May 20, 2005 (The News & Observer - Knight Ridder/Tribune Business News via COMTEX) -- Eleven weeks after Biogen Idec pulled its much-touted multiple sclerosis drug off the market because of health risks, two questions still loom: Will the drug return and how long will the company continue to make it at its Research Triangle Park facility?
So far, there are no clear answers to either.
The first new type of MS drug to become available in years, Tysabri promised new hope for patients and offered blockbuster potential for Biogen Idec. The company hired about 300 in the Triangle last year, a majority of them to manufacture Tysabri.
Now, patients, investors and Biogen Idec employees are waiting for the results of a safety evaluation that will help determine whether Biogen Idec brings the drug back to market.
"Everybody is trying to find out," the status of the drug, said Soham Pandya, an analyst with Susquehanna Financial Group in New York.
Meanwhile, the company's top local official gives carefully guarded answers to questions about whether production of the drug is ongoing.

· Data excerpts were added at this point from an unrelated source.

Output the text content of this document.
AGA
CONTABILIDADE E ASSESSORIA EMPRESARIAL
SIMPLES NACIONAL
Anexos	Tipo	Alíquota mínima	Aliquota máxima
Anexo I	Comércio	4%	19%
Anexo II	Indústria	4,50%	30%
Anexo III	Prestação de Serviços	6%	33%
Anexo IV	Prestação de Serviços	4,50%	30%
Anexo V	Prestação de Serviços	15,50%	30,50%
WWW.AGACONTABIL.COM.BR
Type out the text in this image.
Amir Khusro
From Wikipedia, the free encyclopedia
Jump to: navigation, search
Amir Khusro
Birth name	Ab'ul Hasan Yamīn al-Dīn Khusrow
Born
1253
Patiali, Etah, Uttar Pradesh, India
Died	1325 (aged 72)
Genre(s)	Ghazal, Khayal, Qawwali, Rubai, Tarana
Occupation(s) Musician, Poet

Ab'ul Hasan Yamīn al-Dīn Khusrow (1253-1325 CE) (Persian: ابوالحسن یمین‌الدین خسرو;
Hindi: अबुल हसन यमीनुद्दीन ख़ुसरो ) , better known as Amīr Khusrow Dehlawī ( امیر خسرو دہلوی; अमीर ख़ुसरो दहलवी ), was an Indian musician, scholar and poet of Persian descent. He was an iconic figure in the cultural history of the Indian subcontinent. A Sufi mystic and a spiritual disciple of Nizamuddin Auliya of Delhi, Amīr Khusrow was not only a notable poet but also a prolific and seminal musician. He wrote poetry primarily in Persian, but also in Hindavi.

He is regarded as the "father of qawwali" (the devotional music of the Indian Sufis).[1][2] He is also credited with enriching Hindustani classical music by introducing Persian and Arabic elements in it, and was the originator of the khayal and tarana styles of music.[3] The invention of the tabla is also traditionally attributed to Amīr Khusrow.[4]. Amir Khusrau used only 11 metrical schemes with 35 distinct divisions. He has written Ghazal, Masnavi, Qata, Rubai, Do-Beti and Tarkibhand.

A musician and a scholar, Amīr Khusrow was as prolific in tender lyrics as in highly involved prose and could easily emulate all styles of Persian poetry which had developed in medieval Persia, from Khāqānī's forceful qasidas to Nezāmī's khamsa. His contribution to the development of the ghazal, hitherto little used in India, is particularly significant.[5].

"We're in a pause mode," said Glen Williams, general manager of Biogen Idec's RTP operations, in a phone interview. "This type of plant you don't just start and stop."
But he did offer a hint of what's to come.
This summer, Biogen Idec plans to test a method to increase the amount of Tysabri the RTP plant can generate without lengthening production time. If the test pans out, because of regulatory requirements, it would take about a year before the method could be used for commercial production.
Production levels of the drug signal the likelihood of Biogen Idec reintroducing it, said Pandya.
That Biogen Idec plans to run the test indicates the company believes there's a good chance Tysabri will return to the market, maybe as early as next year, Pandya said.
"It's a difficult time for the company right now," he said. "But they seem to be doing the right thing."
Biogen Idec took Tysabri off the market Feb. 29 because it was linked to a fatal nervous system disorder. The recall came just two months after Tysabri hit the market and the RTP facility had just started an eight-week production cycle.
While the company wrestles with the drug's future, MS patients remain in limbo.
Lise Cagle worries about the possible side effects of Tysabri, but said she remains interested in whether the company will bring the drug back.
Cagle, who was diagnosed with MS in 1998 and has unsuccessfully tried three of the four older MS drugs, never received her first injection of Tysabri. But next week, the Raleigh woman plans to talk to her neurologist, who had recommended the drug before the recall.
"I want it to be safe, so if I really need something it would be available," Cagle said. "I'm doing really well now and I'm not taking any medication. If I had problems, I'd probably be more anxious for it to come back to the market."
About four months after the Food and Drug Administration approved Tysabri for sale, Biogen Idec received reports about possible side-effects. To date, three cases of progressive multifocal leukoencephalopathy have been confirmed among about 8,000 patients who took Tysabri. Also known as PML, the rare disorder causes mental deterioration, vision loss, paralysis and, within about four months, death.